Someone asked me how you prove that defining a function recursively actually defines a function, and then I tried to rigorously prove it. Is it right?
Let $\mathbb{N}=\{0,1,2,\dots\}$. For any natural number $x$ and any function $g:\mathbb{N} \longrightarrow \mathbb{N}$, there is precisely one function $f:\mathbb{N} \longrightarrow \mathbb{N}$ having the following properties:
(1) $f(0)=x$ and (2) $f(n+1)=g(f(n))$ for all $n \in \mathbb{N}$.
Proof: Let $N(t)$ denote the initial segment $\{0,1,2,\dots,t\}$ of the natural numbers. We define functions $f^t: N(t) \longrightarrow \mathbb{N}$, for every $t \in \mathbb{N}$, such that: (1) $f^t(0)=x$ and (2) $f^t(n+1)=g(f^t(n))$ for all $n \in N(t-1)$.
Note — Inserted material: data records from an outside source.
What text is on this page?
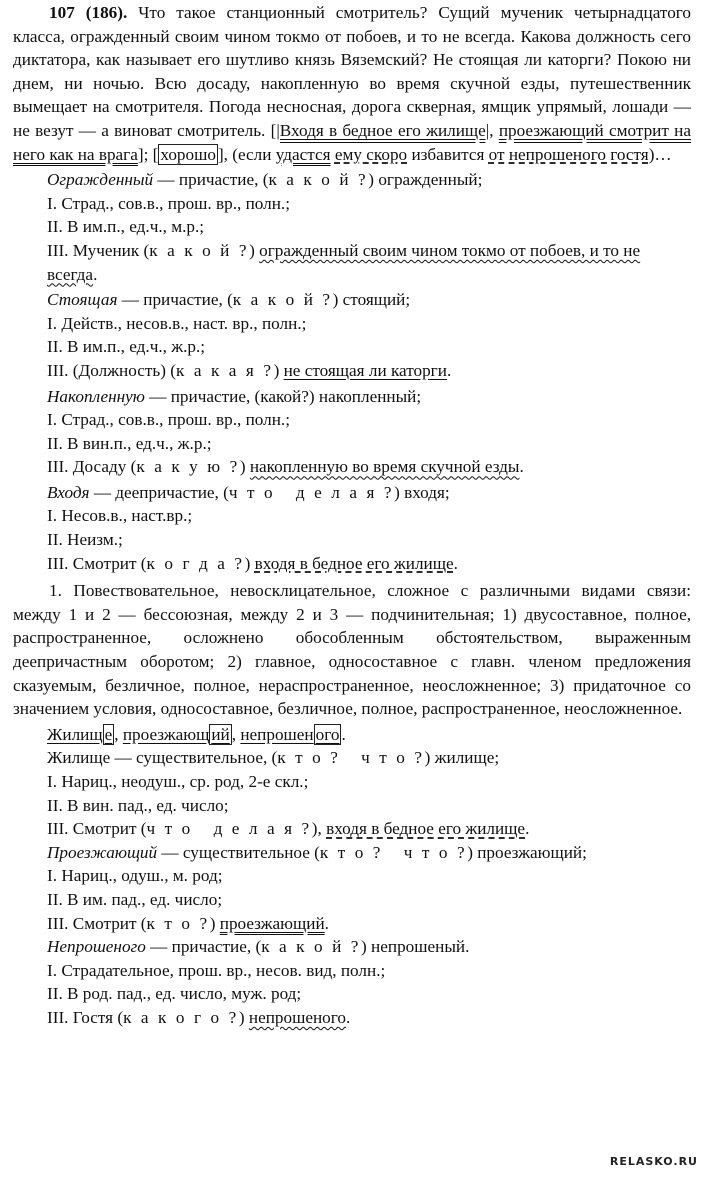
107 (186). Что такое станционный смотритель? Сущий мученик четырнадцатого класса, огражденный своим чином токмо от побоев, и то не всегда. Какова должность сего диктатора, как называет его шутливо князь Вяземский? Не стоящая ли каторги? Покою ни днем, ни ночью. Всю досаду, накопленную во время скучной езды, путешественник вымещает на смотрителя. Погода несносная, дорога скверная, ямщик упрямый, лошади — не везут — а виноват смотритель. [|Входя в бедное его жилище|, проезжающий смотрит на него как на врага]; [ хорошо ], (если удастся ему скоро избавится от непрошеного гостя)…

Огражденный — причастие, (к а к о й ?) огражденный;

I. Страд., сов.в., прош. вр., полн.;

II. В им.п., ед.ч., м.р.;

III. Мученик (к а к о й ?) огражденный своим чином токмо от побоев, и то не всегда.

Стоящая — причастие, (к а к о й ?) стоящий;

I. Действ., несов.в., наст. вр., полн.;

II. В им.п., ед.ч., ж.р.;

III. (Должность) (к а к а я ?) не стоящая ли каторги.

Накопленную — причастие, (какой?) накопленный;

I. Страд., сов.в., прош. вр., полн.;

II. В вин.п., ед.ч., ж.р.;

III. Досаду (к а к у ю ?) накопленную во время скучной езды.

Входя — деепричастие, (ч т о   д е л а я ?) входя;

I. Несов.в., наст.вр.;

II. Неизм.;

III. Смотрит (к о г д а ?) входя в бедное его жилище.

1. Повествовательное, невосклицательное, сложное с различными видами связи: между 1 и 2 — бессоюзная, между 2 и 3 — подчинительная; 1) двусоставное, полное, распространенное, осложнено обособленным обстоятельством, выраженным деепричастным оборотом; 2) главное, односоставное с главн. членом предложения сказуемым, безличное, полное, нераспространенное, неосложненное; 3) придаточное со значением условия, односоставное, безличное, полное, распространенное, неосложненное.

Жилищ е , проезжающ ий , непрошен ого .

Жилище — существительное, (к т о ?   ч т о ?) жилище;

I. Нариц., неодуш., ср. род, 2-е скл.;

II. В вин. пад., ед. число;

III. Смотрит (ч т о   д е л а я ?), входя в бедное его жилище.

Проезжающий — существительное (к т о ?   ч т о ?) проезжающий;

I. Нариц., одуш., м. род;

II. В им. пад., ед. число;

III. Смотрит (к т о ?) проезжающий.

Непрошеного — причастие, (к а к о й ?) непрошеный.

I. Страдательное, прош. вр., несов. вид, полн.;

II. В род. пад., ед. число, муж. род;

III. Гостя (к а к о г о ?) непрошеного.

RELASKO.RU
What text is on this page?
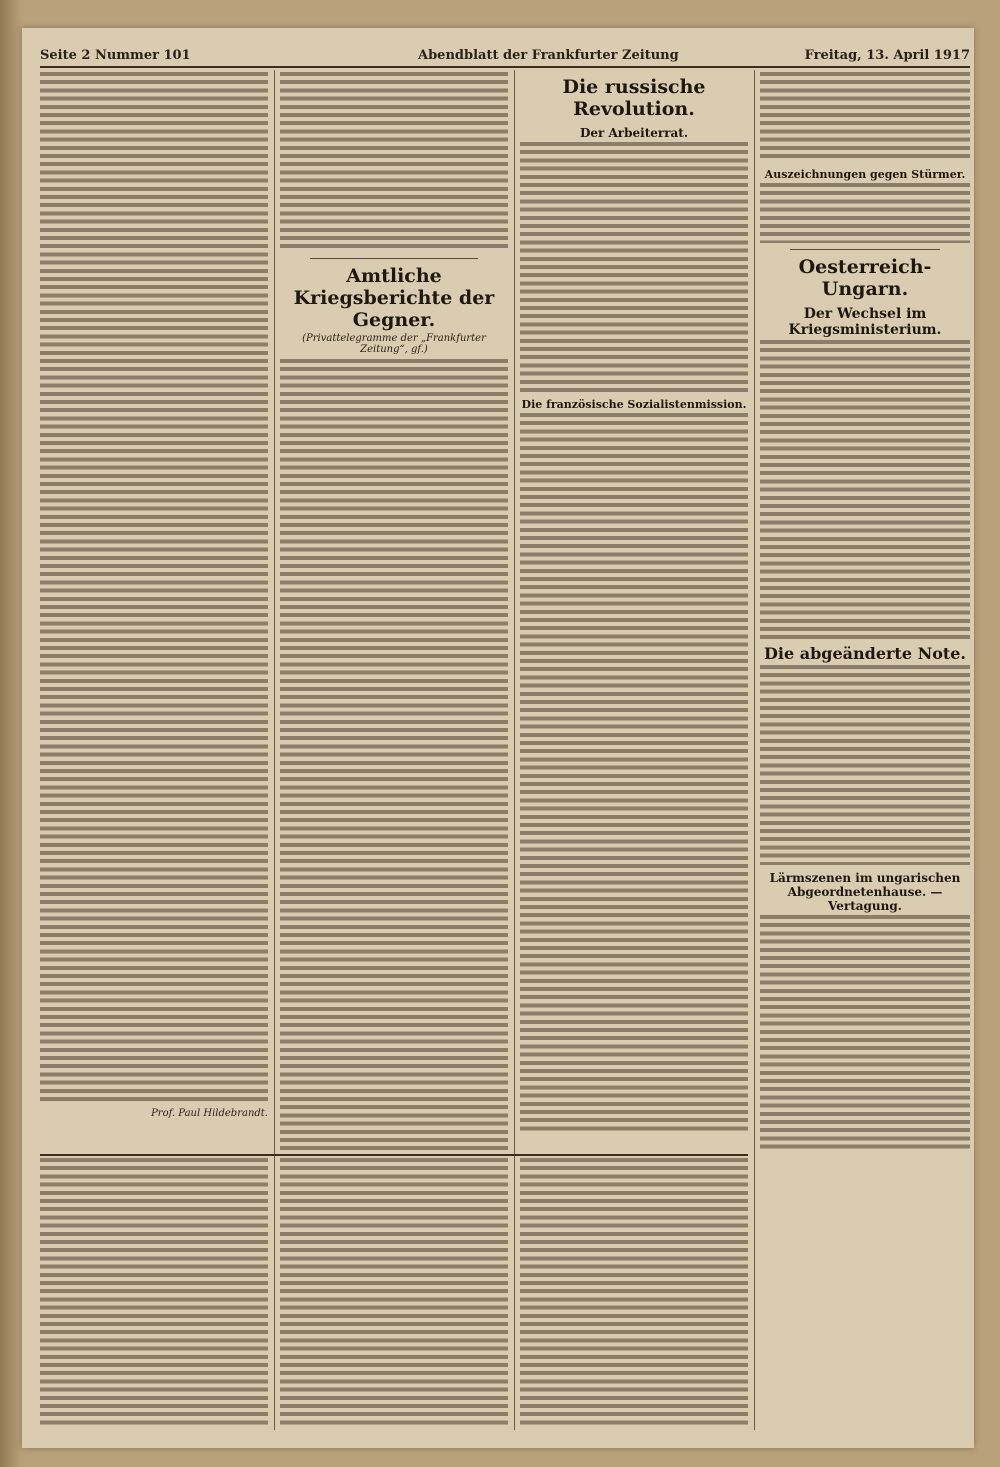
Seite 2 Nummer 101	Abendblatt der Frankfurter Zeitung	Freitag, 13. April 1917
Prof. Paul Hildebrandt.
Amtliche Kriegsberichte der Gegner.
(Privattelegramme der „Frankfurter Zeitung“, gf.)
Die russische Revolution.
Der Arbeiterrat.
Die französische Sozialistenmission.
Auszeichnungen gegen Stürmer.
Oesterreich-Ungarn.
Der Wechsel im Kriegsministerium.
Die abgeänderte Note.
Lärmszenen im ungarischen Abgeordnetenhause. — Vertagung.
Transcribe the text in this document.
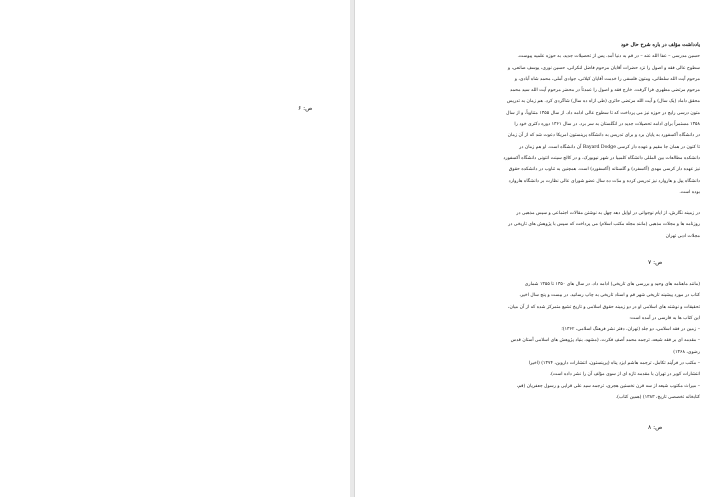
ص: ۶
ص: ۷
ص: ۸
یادداشت مؤلف در باره شرح حال خود
حسین مدرسی – عفا الله عنه – در قم به دنیا آمد. پس از تحصیلات جدید، به حوزه علمیه پیوست.
سطوح عالی فقه و اصول را نزد حضرات آقایان مرحوم فاضل لنکرانی، حسین نوری، یوسف صانعی، و
مرحوم آیت الله سلطانی، ومتون فلسفی را خدمت آقایان کیلانی، جوادی آملی، محمد شاه آبادی، و
مرحوم مرتضی مطهری فرا گرفت. خارج فقه و اصول را عمدتاً در محضر مرحوم آیت الله سید محمد
محقق داماد (یک سال) و آیت الله مرتضی حائری (طی ازاه ده سال) شاگردی کرد. هم زمان به تدریس
متون درسی رایج در حوزه نیز می پرداخت که تا سطوح عالی ادامه داد. از سال ۱۳۵۵ متناوباً، و از سال
۱۳۵۸ مستمراً برای ادامه تحصیلات جدید در انگلستان به سر برد. در سال ۱۳۶۱ دوره دکتری خود را
در دانشگاه آکسفورد به پایان برد و برای تدریس به دانشگاه پرینستون امریکا دعوت شد که از آن زمان
تا کنون در همان جا مقیم و عهده دار کرسی Bayard Dodge آن دانشگاه است. او هم زمان در
دانشکده مطالعات بین المللی دانشگاه کلمبیا در شهر نیویورک، و در کالج سینت انتونی دانشگاه آکسفورد
نیز عهده دار کرسی مهدی (آکسفرد) و گلستانه (آکسفورد) است. همچنین به تناوب در دانشکده حقوق
دانشگاه ییل و هاروارد نیز تدریس کرده و مدّت ده سال عضو شورای عالی نظارت بر دانشگاه هاروارد
بوده است.
در زمینه نگارش، از ایام نوجوانی در اوایل دهه چهل به نوشتن مقالات اجتماعی و سیس مذهبی در
روزنامه ها و مجلات مذهبی (مانند مجله مکتب اسلام) می پرداخت که سپس با پژوهش های تاریخی در
مجلات ادبی تهران
(مانند ماهنامه های وحید و بررسی های تاریخی) ادامه داد. در سال های ۱۳۵۰ تا ۱۳۵۵ شماری
کتاب در مورد پیشینه تاریخی شهر قم و اسناد تاریخی به چاپ رسانید. در بیست و پنج سال اخیر،
تحقیقات و نوشته های اسلامی او در دو زمینه حقوق اسلامی و تاریخ تشیع متمرکز شده که از آن میان،
این کتاب ها به فارسی در آمده است:
– زمین در فقه اسلامی، دو جلد (تهران، دفتر نشر فرهنگ اسلامی، ۱۳۶۲)؛
– مقدمه ای بر فقه شیعه، ترجمه محمد آصف فکرت، (مشهد، بنیاد پژوهش های اسلامی آستان قدس
رضوی، ۱۳۶۸)
– مکتب در فرآیند تکامل، ترجمه هاشم ایزد پناه (پرینستون، انتشارات داروین، ۱۳۷۴) (اخیرا
انتشارات کویر در تهران با مقدمه تازه ای از سوی مؤلف آن را نشر داده است).
– میراث مکتوب شیعه از سه قرن نخستین هجری، ترجمه سید علی قرایی و رسول جعفریان (قم،
کتابخانه تخصصی تاریخ، ۱۳۸۳) (همین کتاب).
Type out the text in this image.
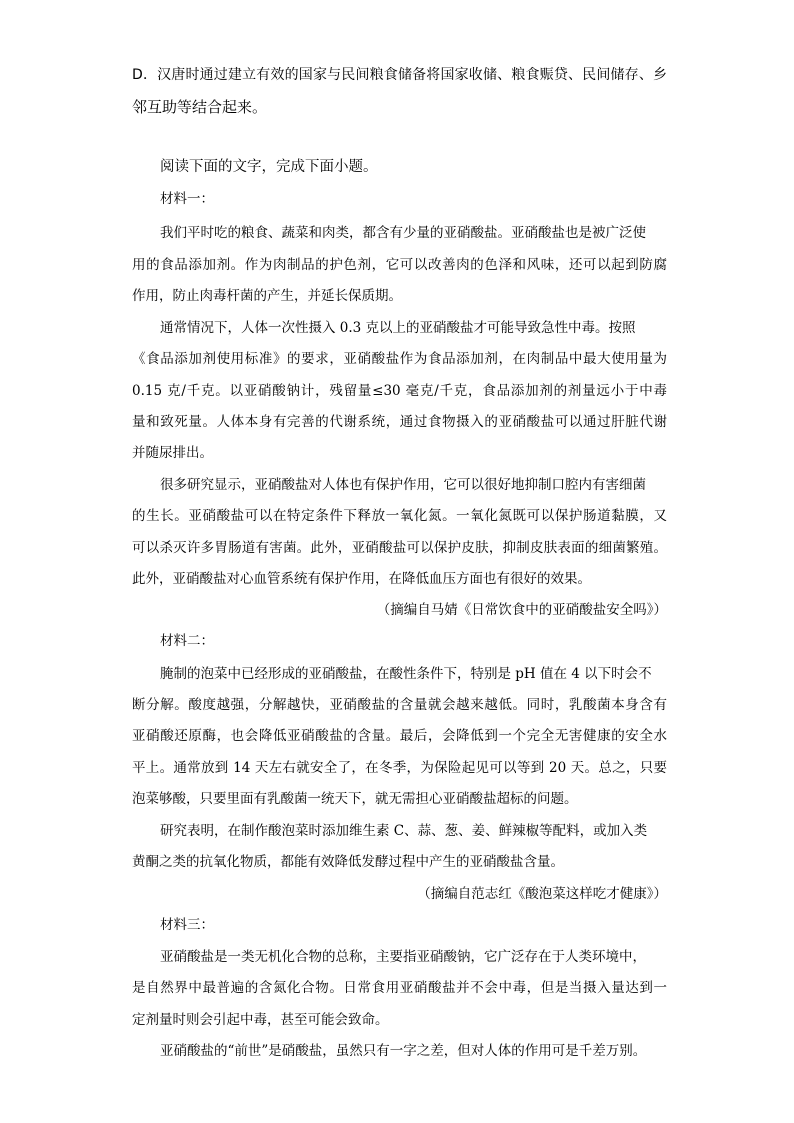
D．汉唐时通过建立有效的国家与民间粮食储备将国家收储、粮食赈贷、民间储存、乡
邻互助等结合起来。
阅读下面的文字，完成下面小题。
材料一：
我们平时吃的粮食、蔬菜和肉类，都含有少量的亚硝酸盐。亚硝酸盐也是被广泛使
用的食品添加剂。作为肉制品的护色剂，它可以改善肉的色泽和风味，还可以起到防腐
作用，防止肉毒杆菌的产生，并延长保质期。
通常情况下，人体一次性摄入 0.3 克以上的亚硝酸盐才可能导致急性中毒。按照
《食品添加剂使用标准》的要求，亚硝酸盐作为食品添加剂，在肉制品中最大使用量为
0.15 克/千克。以亚硝酸钠计，残留量≤30 毫克/千克，食品添加剂的剂量远小于中毒
量和致死量。人体本身有完善的代谢系统，通过食物摄入的亚硝酸盐可以通过肝脏代谢
并随尿排出。
很多研究显示，亚硝酸盐对人体也有保护作用，它可以很好地抑制口腔内有害细菌
的生长。亚硝酸盐可以在特定条件下释放一氧化氮。一氧化氮既可以保护肠道黏膜，又
可以杀灭许多胃肠道有害菌。此外，亚硝酸盐可以保护皮肤，抑制皮肤表面的细菌繁殖。
此外，亚硝酸盐对心血管系统有保护作用，在降低血压方面也有很好的效果。
（摘编自马婧《日常饮食中的亚硝酸盐安全吗》）
材料二：
腌制的泡菜中已经形成的亚硝酸盐，在酸性条件下，特别是 pH 值在 4 以下时会不
断分解。酸度越强，分解越快，亚硝酸盐的含量就会越来越低。同时，乳酸菌本身含有
亚硝酸还原酶，也会降低亚硝酸盐的含量。最后，会降低到一个完全无害健康的安全水
平上。通常放到 14 天左右就安全了，在冬季，为保险起见可以等到 20 天。总之，只要
泡菜够酸，只要里面有乳酸菌一统天下，就无需担心亚硝酸盐超标的问题。
研究表明，在制作酸泡菜时添加维生素 C、蒜、葱、姜、鲜辣椒等配料，或加入类
黄酮之类的抗氧化物质，都能有效降低发酵过程中产生的亚硝酸盐含量。
（摘编自范志红《酸泡菜这样吃才健康》）
材料三：
亚硝酸盐是一类无机化合物的总称，主要指亚硝酸钠，它广泛存在于人类环境中，
是自然界中最普遍的含氮化合物。日常食用亚硝酸盐并不会中毒，但是当摄入量达到一
定剂量时则会引起中毒，甚至可能会致命。
亚硝酸盐的“前世”是硝酸盐，虽然只有一字之差，但对人体的作用可是千差万别。
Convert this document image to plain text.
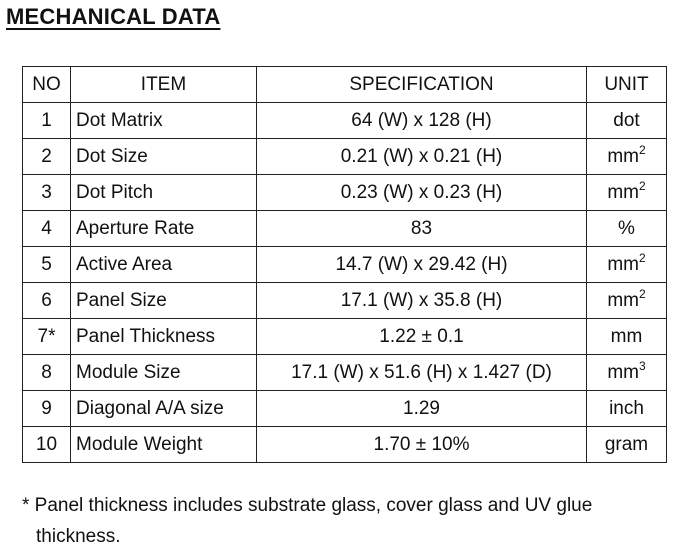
MECHANICAL DATA
NO	ITEM	SPECIFICATION	UNIT
1	Dot Matrix	64 (W) x 128 (H)	dot
2	Dot Size	0.21 (W) x 0.21 (H)	$mm^2$
3	Dot Pitch	0.23 (W) x 0.23 (H)	$mm^2$
4	Aperture Rate	83	%
5	Active Area	14.7 (W) x 29.42 (H)	$mm^2$
6	Panel Size	17.1 (W) x 35.8 (H)	$mm^2$
7*	Panel Thickness	1.22 ± 0.1	mm
8	Module Size	17.1 (W) x 51.6 (H) x 1.427 (D)	$mm^3$
9	Diagonal A/A size	1.29	inch
10	Module Weight	1.70 ± 10%	gram
* Panel thickness includes substrate glass, cover glass and UV glue
thickness.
For $n=0$ we simply say $f^0={(0,x)}$. This has property (1), and vacuously property (2). Now we define the function $f^{t+1}$, given that $f^t$ exists, by saying $f^{t+1}=f^t \cup {t+1, g(t)}$. This clearly inherits properties (1) and (2) from $f^t$, so we have that $f^t$ exists for all $t \in \mathbb{N}$, by induction.
Now we let $f$ be the union over $\mathbb{N}$ of all the "initial" functions $f(t)$. This defines a function because the $f^t$ are all functions, each nested inside the next. It inherits properties (1) and (2) from the $f^t$. Q.E.D.
What you have so far proves that a function satisfying (1) and (2) exists. To prove that it is unique you have to also prove that if $h$ is any function satisfying (1) and (2) then $f(n)=h(n)$ for all $n \in \mathbb N$. This is most easily proved by induction on $n$.